Spin Density Measurements and the Spin Susceptibility of the 4s Conduction Electrons in Fe

Abstract

It has been observed that the Mössbauer spectra of many ferromagnetic alloys can be analyzed to give the effect on the internal field at an ⁵⁷Fe nucleus of a solute atom in any of the first six neighbor shells surrounding an Fe atom. The success of such an analysis indicates that the effects of many elements (e.g., Al, Si, Mn, V, Cr) are quite localized and, in particular, the results of the Al and Si alloys indicate that these atoms can be interpreted as acting like holes in the Fe lattice. From considerations of the various contributions to the hyperfine field in Fe, it appears that for the FeAl and FeSi alloy systems the observed changes can be attributed to changes in the spin polarization of the s conduction electrons as a function of distance from an Fe atom.
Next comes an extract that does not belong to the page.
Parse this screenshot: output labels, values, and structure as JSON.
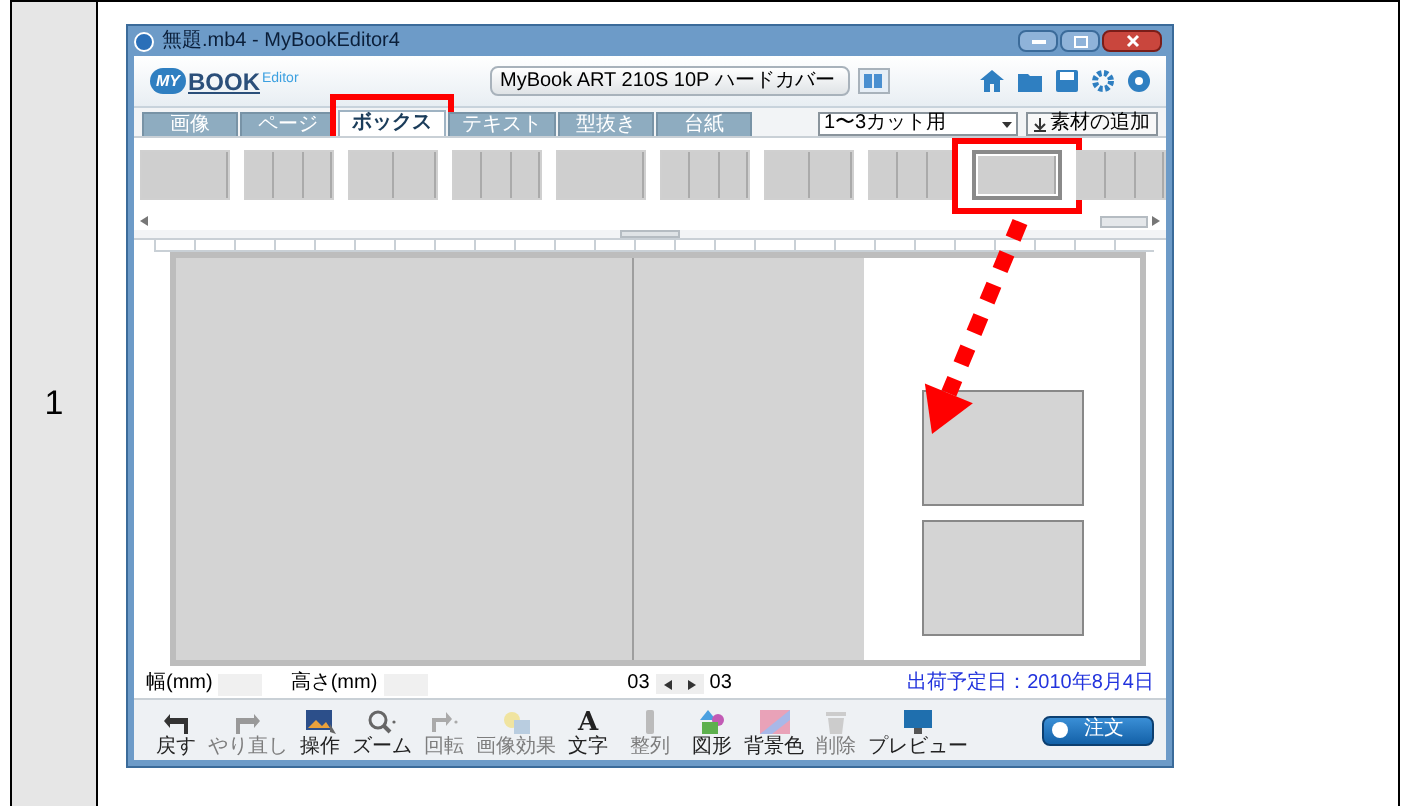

The main features of the observed variation are: (a) an oscillating polarization whose amplitude of oscillation is much greater than that corresponding to a Ruderman‐Kittel‐Kasuya‐Yosida type calculation and whose sign is such as to show that the indirect exchange interactions in Fe via the 4s conduction band are strongly antiferromagnetic; and (b) the period of the oscillation corresponds to a Fermi radius, k_F∼0.95×10⁸ cm⁻¹, which yields a 4s conduction electron/atom ratio of about 0.3. With the assumption of a reasonable magnetic form factor for Fe (that from neutron diffraction measurements), the observed polarization can be Fourier inverted to give the spin susceptibility of the s conduction electrons in Fe. The results of such an inversion yield a spin susceptibility function which has a large peak at the Fermi diameter.